The Corner

Derb,

I know you are trying to be a hard-bitten realist, but you are leaving reality out of your equation.

1) Good luck on ending our dependence of foreign oil. When you’ve managed that, maybe we can no longer care about the Middle East and just right it off as central Africa or some place else strategically unimportant.

2) Once you have in any way signaled our departure, the security and political situation will immediately worsen. The bands that you will strike up won’t matter.

3) We do need Arabs and Muslims to turn against radicalism. That is what ultimately discredits it. And this is happening before our very eyes. Look at those videos the Iraqi government has been creating of the kidnappers, humiliated and exposed as un-Islamic and the very opposite of martyrs.
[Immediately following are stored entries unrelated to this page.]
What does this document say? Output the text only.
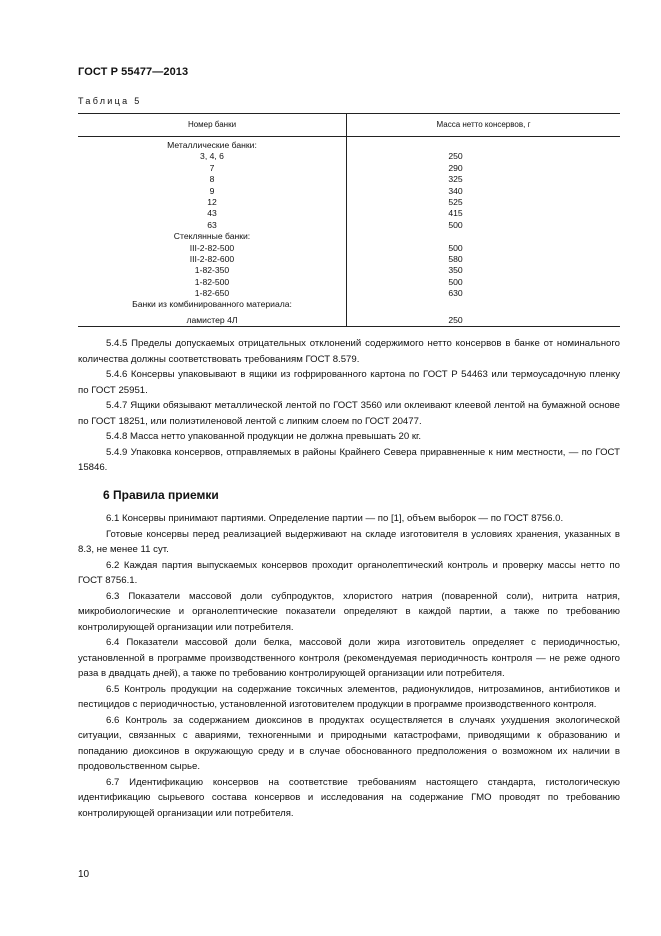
ГОСТ Р 55477—2013
Таблица 5
Номер банки	Масса нетто консервов, г
Металлические банки:
3, 4, 6	250
7	290
8	325
9	340
12	525
43	415
63	500
Стеклянные банки:
III-2-82-500	500
III-2-82-600	580
1-82-350	350
1-82-500	500
1-82-650	630
Банки из комбинированного материала:
ламистер 4Л	250

5.4.5 Пределы допускаемых отрицательных отклонений содержимого нетто консервов в банке от номинального количества должны соответствовать требованиям ГОСТ 8.579.

5.4.6 Консервы упаковывают в ящики из гофрированного картона по ГОСТ Р 54463 или термоусадочную пленку по ГОСТ 25951.

5.4.7 Ящики обязывают металлической лентой по ГОСТ 3560 или оклеивают клеевой лентой на бумажной основе по ГОСТ 18251, или полиэтиленовой лентой с липким слоем по ГОСТ 20477.

5.4.8 Масса нетто упакованной продукции не должна превышать 20 кг.

5.4.9 Упаковка консервов, отправляемых в районы Крайнего Севера приравненные к ним местности, — по ГОСТ 15846.

6 Правила приемки

6.1 Консервы принимают партиями. Определение партии — по [1], объем выборок — по ГОСТ 8756.0.

Готовые консервы перед реализацией выдерживают на складе изготовителя в условиях хранения, указанных в 8.3, не менее 11 сут.

6.2 Каждая партия выпускаемых консервов проходит органолептический контроль и проверку массы нетто по ГОСТ 8756.1.

6.3 Показатели массовой доли субпродуктов, хлористого натрия (поваренной соли), нитрита натрия, микробиологические и органолептические показатели определяют в каждой партии, а также по требованию контролирующей организации или потребителя.

6.4 Показатели массовой доли белка, массовой доли жира изготовитель определяет с периодичностью, установленной в программе производственного контроля (рекомендуемая периодичность контроля — не реже одного раза в двадцать дней), а также по требованию контролирующей организации или потребителя.

6.5 Контроль продукции на содержание токсичных элементов, радионуклидов, нитрозаминов, антибиотиков и пестицидов с периодичностью, установленной изготовителем продукции в программе производственного контроля.

6.6 Контроль за содержанием диоксинов в продуктах осуществляется в случаях ухудшения экологической ситуации, связанных с авариями, техногенными и природными катастрофами, приводящими к образованию и попаданию диоксинов в окружающую среду и в случае обоснованного предположения о возможном их наличии в продовольственном сырье.

6.7 Идентификацию консервов на соответствие требованиям настоящего стандарта, гистологическую идентификацию сырьевого состава консервов и исследования на содержание ГМО проводят по требованию контролирующей организации или потребителя.

10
That is invaluable propaganda in the fight for hearts and minds, and they can do it better than we can.

Again, what you are saying is that the struggle between the people in Iraq fighting terrorists and one of al Qaeda’s key allies, Zarqawi, doesn’t matter. You posit this as a fight between essentially benign (as far as it concerns us) order and benign chaos. Nonsense. After your withdrawal with the bands playing you may end up, not with merely region-destabilizing chaos, but with a radical anti-American terrorist-supporting regime. You may say this doesn’t matter as long as it isn’t nuclear-armed. Since when is that the standard? The Taliban wasn’t nuclear-armed.

Also, Iran will be nuclear-armed. A successful Iraq at least provides some chance of undermining the mullahs.

Finally, you are right if you mean that we can’t fine-tune the politics of the Middle East. Absolutely right. But the broad policies matter. If you don’t think that what Bush has done over the last three years in the Middle East has provided the opportunity for something better, you’re looking at this through eyes that are way too jaundiced.

4) Yes, there is a nationalist element to the insurgency. That’s why the elections and training Iraqi forces (granted, a process that hasn’t gone particularly well) are important. Now, we’re going to have an elected Iraqi government supporting the fight against these guys. That matters.

On Israel-Palestine, a solution would have a benign effect on the region by, if nothing else, taking away the excuse the Syrians and other have for their nasty little dictatorships.

5) Of course you are giving up. You may have your own rationale for Iraq in your head, but it is different one that every US official has been enunciating for the last year and a half. Also, you are saying a better Iraq is basically impossible, at least we can’t influence the creation of one. So, you’re giving up. There’s not necessarily any shame in that. Lost causes should be given up. It’s just that this one is now looking less lost than it was five months ago.

On Ferguson, I don’t know if ten years is right. I want to get out as soon as a decent Iraqi government is basically capable of confronting the insurgents and terrorists. Iraq needn’t be Sweden. It will fall short of Western political norms for a long, long time. But it still can be much, much better than what was there before. On one level, you are right. We can’t “manage” Iraqi society–ultimately Iraqi leadership needs to step up and be responsible (that’s actually what Sistani has been doing). But we can provide the broad environment–namely, some security against the return of the Baathists or success of the Zarqawis–that helps tilt the playing field toward success.

Last point–I’m in some sympathy with where you are trying to come from here. Some parts of the world don’t matter to our security. Some societies are going to be more tribal and religious than Westerner’s would like. All true. But things do change. Islam looked different 40 years ago from how it looks today. It can look different again. (Suicide bombing as we know it, for instance, was an tactical/ideological creation of Khomeini–it had a political beginning, it can have a political end.) Eastern Europe, Latin America, Asia looked different. Another region of the world, the Middle East, can change too, but we just can’t bug out now.